Is your horse ready to retire? Or not?


In this podcast episode (click here to listen), I share with you the many facets and perspectives to consider when retiring a horse.


Sammy, a retired dressage horse, provided me with the first unusual perspective. His person had no choice but to retire Sammy due to a painful spinal disease called Kissing spine. When two or more vertebrae develop bony projections that cause nerve interference and with that pain. Sammy and his person see each other every day, playing at liberty, learning tricks but they no longer ride.


In one of our phone conversations, Sammy expressed that watching the other horses' being worked' while he 'only' played' was hard for him.

So his person asked if Sammy was interested in retiring at a farm designed for horses like him? She gave me the name and I pulled up the place's website to share with Sammy what I saw. Run-in sheds, large pastures, daily check-in by a person to make sure he was happy and healthy. Weekly visits by his person.


Then, I described a photo of a group of horses in a field who appeared relaxed. I told Sammy that just by looking at their bodies, I could see they were former athletes, just like him.

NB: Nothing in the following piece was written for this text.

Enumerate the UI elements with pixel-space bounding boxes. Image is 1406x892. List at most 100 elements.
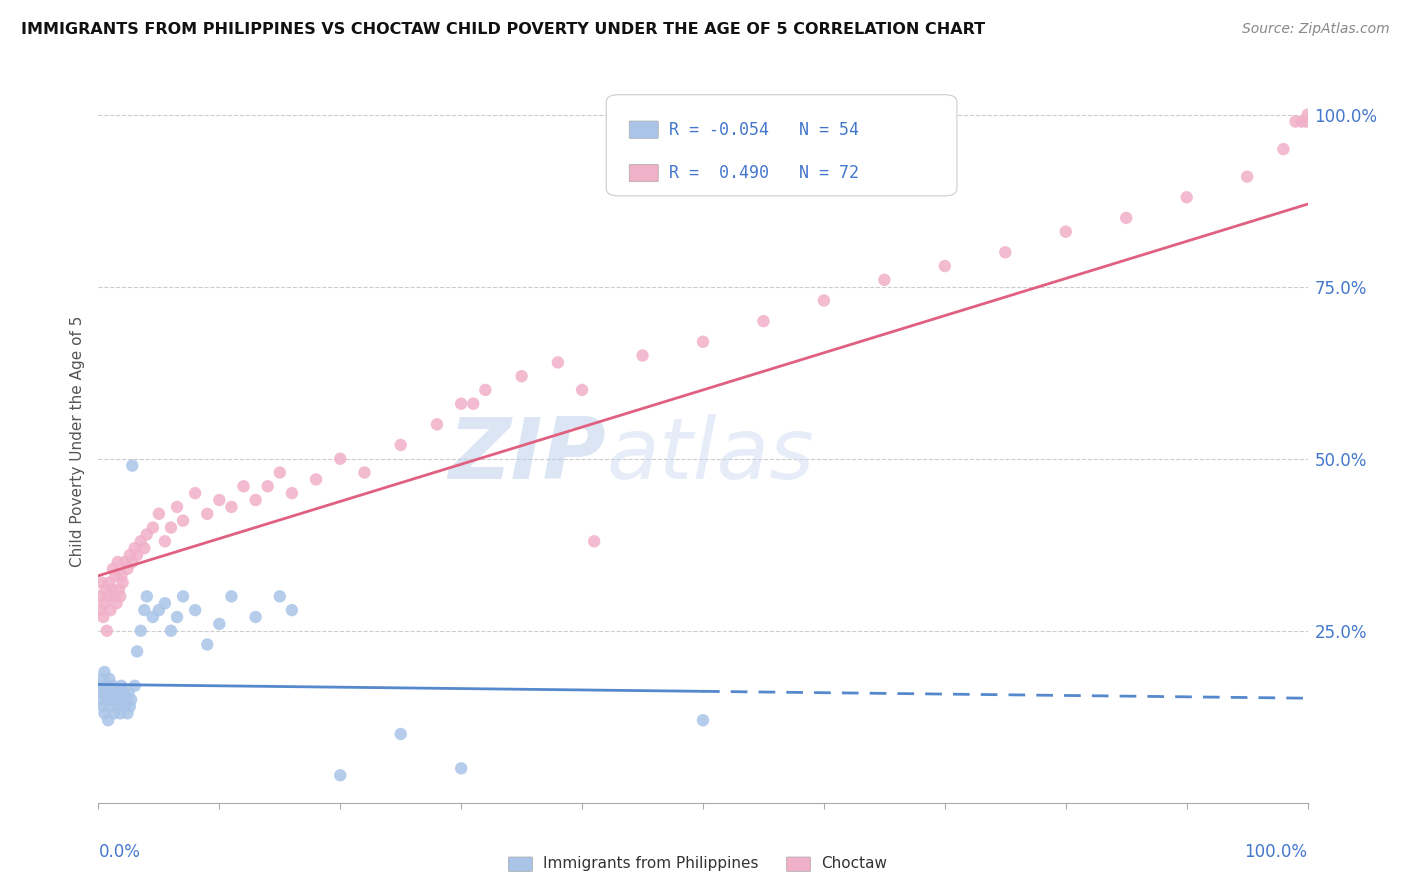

That piqued Sammy's interest. He was surprisingly excited to hang out in a pasture with other athletes. He explained, "We can all hang out together knowing that we have a similar history. We'll share the understanding that we know hard work and success."


I envisioned Sammy and the other retired horses hanging out like dudes at the local coffee shop, shooting the shit about their time as a quarterback, hitter, or triathlete. Brilliant.


Now, Rio, a retired polo horse I communicated with, had a different perspective and different concerns.


Shortly after Rio was retired, his mood became sullen. Eventually, his person asked me to check in with him to see what was going on.


Turns out, Rio was not sure what had happened. He didn't understand why he was overlooked for training sessions and games. His trainer kept walking right past his stall and nobody brought him in from the paddock. He was wondering why?


Turns out, nobody had told Rio that he was retired. Once we cleared up the confusion, Rio brightened up. However, his wish was not to retire but to stay conditioned and fit. He asked his person to continue to ride him, even if just for pleasure. Rio was not done exercising his body.


That leads me to think about the many reasons why humans decide to retire a horse.

The horse is too old to do the work s/he was purchased for.

The horse has an injury and can't be ridden.

The horse has lameness issues.

The owner has a new horse and no time for the now-retiree.


Horses, especially those who have been amazing athletes in the show ring or on the track, are sometimes not happy to retire or downgrade their workload. A career change can be daunting for superstar horses. Imagine Tom Brady being demoted to playing with the out-of-shape coffee shop dudes. For a superstar horse, becoming a school horse, teaching people who don't know or understand their magnificence can be a letdown.


Yet, horses like Buddy, one of the therapeutic riding horses I was responsible for as the director of a riding center, have shared a different perspective with me. As a former school horse, Buddy’s work as a therapy horse felt like retirement. He was mainly asked to walk around. Had to trot only occasionally. He was often on a lead-line, he didn’t have to think all that much. The new job felt like a vacation compared to his day as a school horse.